When it snows, or rains, or a cold wind blows, take 30 minutes to prepare this soup. The enticing aroma escaping from the simmering pot will start to warm you up even before you sit down to eat. It’s sure to create a community around your table.
Chickpea, Butternut Squash and Harissa Soup
- 2 tablespoons olive oil
- 1 large onion, coarsely chopped
- 2 to 3 tablespoons Harissa sauce
- 1 tablespoon tomato paste
- 1½ teaspoons coarse kosher salt
- 1 teaspoon cumin, ground or whole seed
- ¼ teaspoon ground cinnamon
- 2 15.5 oz cans reduced sodium chickpeas, with liquid
- 3½ cups (or more) water
- 1½ cups ¾-inch cubes peeled butternut squash (from 1 small squash, or 7-8 oz purchased squash cubes)
- ¼ white cabbage, cut into ¾" pieces (about 2 cups)
- Fresh cilantro leaves
- Heat the oil in a heavy large pot over medium-high heat. Add the onion, 2-3 tablespoons harissa, (less if the harissa is very spicy, more if it's mild, less if you don't enjoy a spicy soup, more if you do; it's best to start with a smaller quantity and then add more to taste later, I started with 2 tablespoons of Mina Harissa, but added another 1 tablespoon before serving), tomato paste and 1½ teaspoons salt. Cook until the onion is translucent, stirring frequently, for about 5 minutes. Add the cumin and cinnamon and stir until they release their enticing aroma, about 30 seconds.
- Add the chickpeas with their liquid (the liquid in canned beans is very nutritious and helps thicken the soup, it's quite salty in regular beans, so a good reason to choose low-sodium chickpeas), and 3½ cups water (to get every bit of goodness from the canned beans, I add the water to the bean cans and swirl, this also rinses out the cans before tossing them). Bring the soup to a boil. Stir in the squash and return the mixture to a boil.
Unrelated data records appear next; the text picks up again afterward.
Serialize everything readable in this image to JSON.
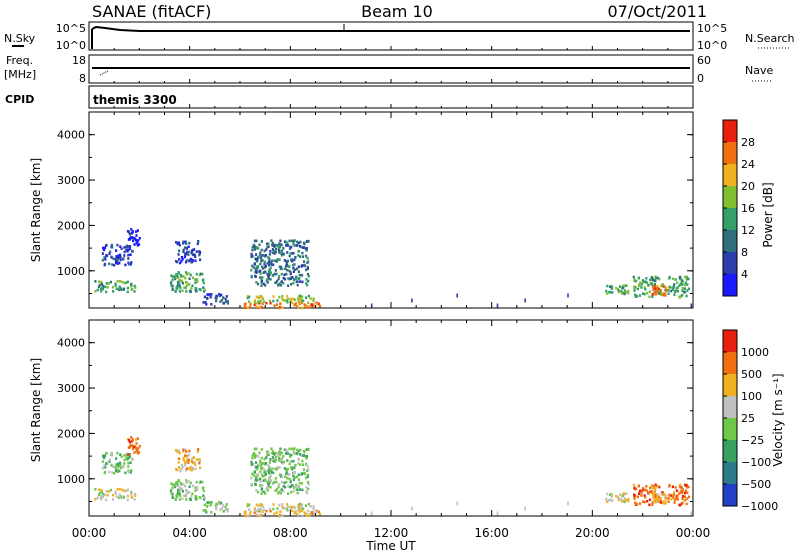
{
  "header": {
    "station": "SANAE (fitACF)",
    "beam": "Beam 10",
    "date": "07/Oct/2011"
  },
  "aux_panels": {
    "nsky_label": "N.Sky",
    "nsearch_label": "N.Search",
    "nsky_ticks": [
      "10^5",
      "10^0"
    ],
    "freq_label_1": "Freq.",
    "freq_label_2": "[MHz]",
    "freq_ticks": [
      "18",
      "8"
    ],
    "nave_label": "Nave",
    "nave_ticks": [
      "60",
      "0"
    ],
    "cpid_label": "CPID",
    "cpid_value": "themis 3300"
  },
  "chart_data": [
    {
      "type": "heatmap",
      "panel": "power",
      "ylabel": "Slant Range [km]",
      "xlabel": "Time UT",
      "ylim": [
        180,
        4500
      ],
      "yticks": [
        "1000",
        "2000",
        "3000",
        "4000"
      ],
      "xlim": [
        0,
        24
      ],
      "xticks": [
        "00:00",
        "04:00",
        "08:00",
        "12:00",
        "16:00",
        "20:00",
        "00:00"
      ],
      "colorbar_label": "Power [dB]",
      "colorbar_ticks": [
        "4",
        "8",
        "12",
        "16",
        "20",
        "24",
        "28"
      ],
      "colorbar_colors": [
        "#1a1aff",
        "#2c3eaa",
        "#2f6e7c",
        "#33a06a",
        "#80c030",
        "#f0b020",
        "#f07010",
        "#e82010"
      ],
      "regions": [
        {
          "t0": 0.2,
          "t1": 1.8,
          "r0": 560,
          "r1": 800,
          "level": 3
        },
        {
          "t0": 0.5,
          "t1": 1.7,
          "r0": 1150,
          "r1": 1600,
          "level": 1
        },
        {
          "t0": 1.5,
          "t1": 2.0,
          "r0": 1550,
          "r1": 1950,
          "level": 0
        },
        {
          "t0": 3.2,
          "t1": 4.6,
          "r0": 560,
          "r1": 1000,
          "level": 3
        },
        {
          "t0": 3.4,
          "t1": 4.4,
          "r0": 1200,
          "r1": 1680,
          "level": 1
        },
        {
          "t0": 4.5,
          "t1": 5.5,
          "r0": 280,
          "r1": 520,
          "level": 1
        },
        {
          "t0": 6.4,
          "t1": 8.7,
          "r0": 700,
          "r1": 1700,
          "level": 2
        },
        {
          "t0": 6.0,
          "t1": 9.2,
          "r0": 200,
          "r1": 320,
          "level": 6
        },
        {
          "t0": 6.2,
          "t1": 8.9,
          "r0": 320,
          "r1": 480,
          "level": 4
        },
        {
          "t0": 20.5,
          "t1": 21.4,
          "r0": 520,
          "r1": 700,
          "level": 3
        },
        {
          "t0": 21.6,
          "t1": 23.8,
          "r0": 450,
          "r1": 900,
          "level": 3
        },
        {
          "t0": 22.3,
          "t1": 22.9,
          "r0": 480,
          "r1": 700,
          "level": 6
        }
      ]
    },
    {
      "type": "heatmap",
      "panel": "velocity",
      "ylabel": "Slant Range [km]",
      "xlabel": "Time UT",
      "ylim": [
        180,
        4500
      ],
      "yticks": [
        "1000",
        "2000",
        "3000",
        "4000"
      ],
      "xlim": [
        0,
        24
      ],
      "xticks": [
        "00:00",
        "04:00",
        "08:00",
        "12:00",
        "16:00",
        "20:00",
        "00:00"
      ],
      "colorbar_label": "Velocity [m s⁻¹]",
      "colorbar_ticks": [
        "1000",
        "500",
        "100",
        "25",
        "−25",
        "−100",
        "−500",
        "−1000"
      ],
      "colorbar_colors": [
        "#2040c8",
        "#2e7a8a",
        "#3aa060",
        "#70c848",
        "#c0c0c0",
        "#f0b020",
        "#f07010",
        "#e82010"
      ],
      "regions": [
        {
          "t0": 0.2,
          "t1": 1.8,
          "r0": 560,
          "r1": 800,
          "level": 4
        },
        {
          "t0": 0.5,
          "t1": 1.7,
          "r0": 1150,
          "r1": 1600,
          "level": 3
        },
        {
          "t0": 1.5,
          "t1": 2.0,
          "r0": 1550,
          "r1": 1950,
          "level": 6
        },
        {
          "t0": 3.2,
          "t1": 4.6,
          "r0": 560,
          "r1": 1000,
          "level": 3
        },
        {
          "t0": 3.4,
          "t1": 4.4,
          "r0": 1200,
          "r1": 1680,
          "level": 5
        },
        {
          "t0": 4.5,
          "t1": 5.5,
          "r0": 280,
          "r1": 520,
          "level": 3
        },
        {
          "t0": 6.4,
          "t1": 8.7,
          "r0": 700,
          "r1": 1700,
          "level": 3
        },
        {
          "t0": 6.0,
          "t1": 9.2,
          "r0": 200,
          "r1": 320,
          "level": 5
        },
        {
          "t0": 6.2,
          "t1": 8.9,
          "r0": 320,
          "r1": 480,
          "level": 4
        },
        {
          "t0": 20.5,
          "t1": 21.4,
          "r0": 520,
          "r1": 700,
          "level": 4
        },
        {
          "t0": 21.6,
          "t1": 23.8,
          "r0": 450,
          "r1": 900,
          "level": 6
        },
        {
          "t0": 22.3,
          "t1": 22.9,
          "r0": 480,
          "r1": 700,
          "level": 5
        }
      ]
    }
  ]
}
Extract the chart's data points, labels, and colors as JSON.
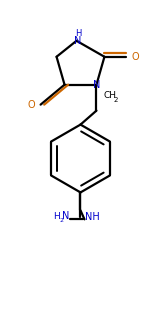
{
  "bg_color": "#ffffff",
  "bond_color": "#000000",
  "atom_color_N": "#0000cc",
  "atom_color_O": "#cc6600",
  "line_width": 1.6,
  "figsize": [
    1.61,
    3.21
  ],
  "dpi": 100,
  "xlim": [
    0,
    8
  ],
  "ylim": [
    0,
    16
  ]
}
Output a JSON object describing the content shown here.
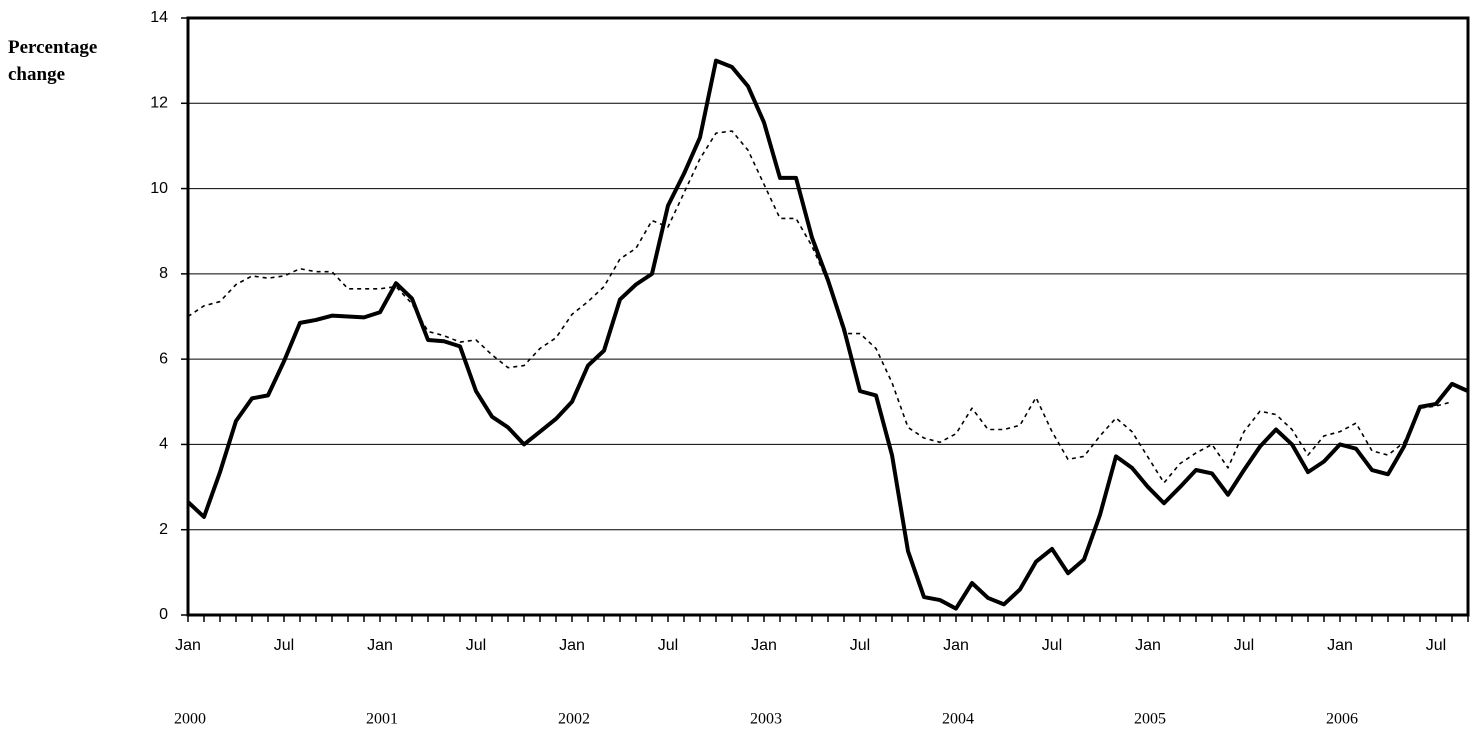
{
  "chart_data": {
    "type": "line",
    "y_label": "Percentage change",
    "categories": [
      "Jan",
      null,
      null,
      null,
      null,
      null,
      "Jul",
      null,
      null,
      null,
      null,
      null,
      "Jan",
      null,
      null,
      null,
      null,
      null,
      "Jul",
      null,
      null,
      null,
      null,
      null,
      "Jan",
      null,
      null,
      null,
      null,
      null,
      "Jul",
      null,
      null,
      null,
      null,
      null,
      "Jan",
      null,
      null,
      null,
      null,
      null,
      "Jul",
      null,
      null,
      null,
      null,
      null,
      "Jan",
      null,
      null,
      null,
      null,
      null,
      "Jul",
      null,
      null,
      null,
      null,
      null,
      "Jan",
      null,
      null,
      null,
      null,
      null,
      "Jul",
      null,
      null,
      null,
      null,
      null,
      "Jan",
      null,
      null,
      null,
      null,
      null,
      "Jul",
      null,
      null
    ],
    "years": [
      "2000",
      "2001",
      "2002",
      "2003",
      "2004",
      "2005",
      "2006"
    ],
    "series": [
      {
        "color": "#000000",
        "style": "solid",
        "values": [
          2.65,
          2.3,
          3.35,
          4.55,
          5.08,
          5.15,
          5.95,
          6.85,
          6.92,
          7.02,
          7.0,
          6.98,
          7.1,
          7.78,
          7.42,
          6.45,
          6.42,
          6.3,
          5.25,
          4.65,
          4.4,
          4.0,
          4.3,
          4.6,
          5.0,
          5.85,
          6.2,
          7.4,
          7.75,
          8.0,
          9.6,
          10.35,
          11.2,
          13.0,
          12.85,
          12.4,
          11.55,
          10.25,
          10.25,
          8.85,
          7.85,
          6.7,
          5.25,
          5.15,
          3.75,
          1.5,
          0.42,
          0.35,
          0.15,
          0.75,
          0.4,
          0.25,
          0.6,
          1.25,
          1.55,
          0.98,
          1.3,
          2.35,
          3.72,
          3.45,
          3.0,
          2.62,
          3.0,
          3.4,
          3.32,
          2.82,
          3.4,
          3.95,
          4.35,
          4.0,
          3.35,
          3.6,
          4.0,
          3.9,
          3.4,
          3.3,
          3.95,
          4.88,
          4.95,
          5.42,
          5.25
        ]
      },
      {
        "color": "#000000",
        "style": "dotted",
        "values": [
          7.0,
          7.25,
          7.35,
          7.75,
          7.95,
          7.9,
          7.95,
          8.12,
          8.05,
          8.05,
          7.65,
          7.65,
          7.65,
          7.7,
          7.3,
          6.65,
          6.55,
          6.4,
          6.45,
          6.1,
          5.8,
          5.85,
          6.25,
          6.5,
          7.05,
          7.35,
          7.7,
          8.35,
          8.6,
          9.25,
          9.1,
          9.9,
          10.7,
          11.3,
          11.35,
          10.9,
          10.1,
          9.3,
          9.3,
          8.65,
          7.8,
          6.6,
          6.6,
          6.25,
          5.45,
          4.4,
          4.15,
          4.05,
          4.25,
          4.85,
          4.35,
          4.35,
          4.45,
          5.1,
          4.3,
          3.65,
          3.72,
          4.2,
          4.62,
          4.3,
          3.7,
          3.1,
          3.55,
          3.8,
          4.0,
          3.45,
          4.3,
          4.78,
          4.7,
          4.35,
          3.75,
          4.2,
          4.3,
          4.5,
          3.85,
          3.75,
          4.05,
          4.85,
          4.9,
          5.0,
          null
        ]
      }
    ],
    "ylim": [
      0,
      14
    ],
    "yticks": [
      0,
      2,
      4,
      6,
      8,
      10,
      12,
      14
    ],
    "grid": true
  }
}
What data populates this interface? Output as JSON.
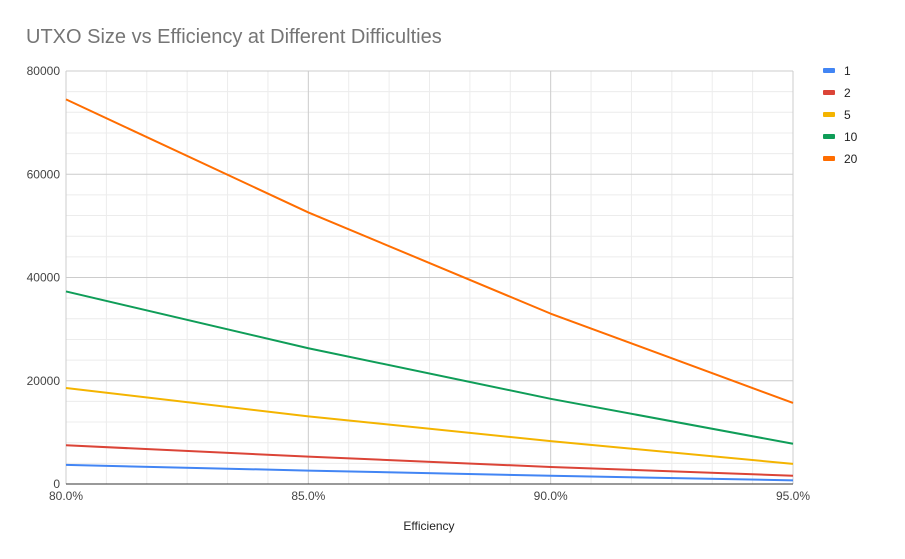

Reduce the heat and simmer the soup uncovered until the squash is almost cooked, for about 12 minutes.
- Add the cabbage to the soup and simmer until both the cabbage and squash are soft but still hold their shapes about 3 minutes longer, adding more water if the soup needs more liquid.
- Taste the soup and add more salt and/or harissa if desired. Ladle into bowls, sprinkle with cilantro and enjoy. (This soup can be made 2 days ahead and refrigerated. Bring to a simmer before serving, thinning with more water if desired. It is even better on the second and third days.)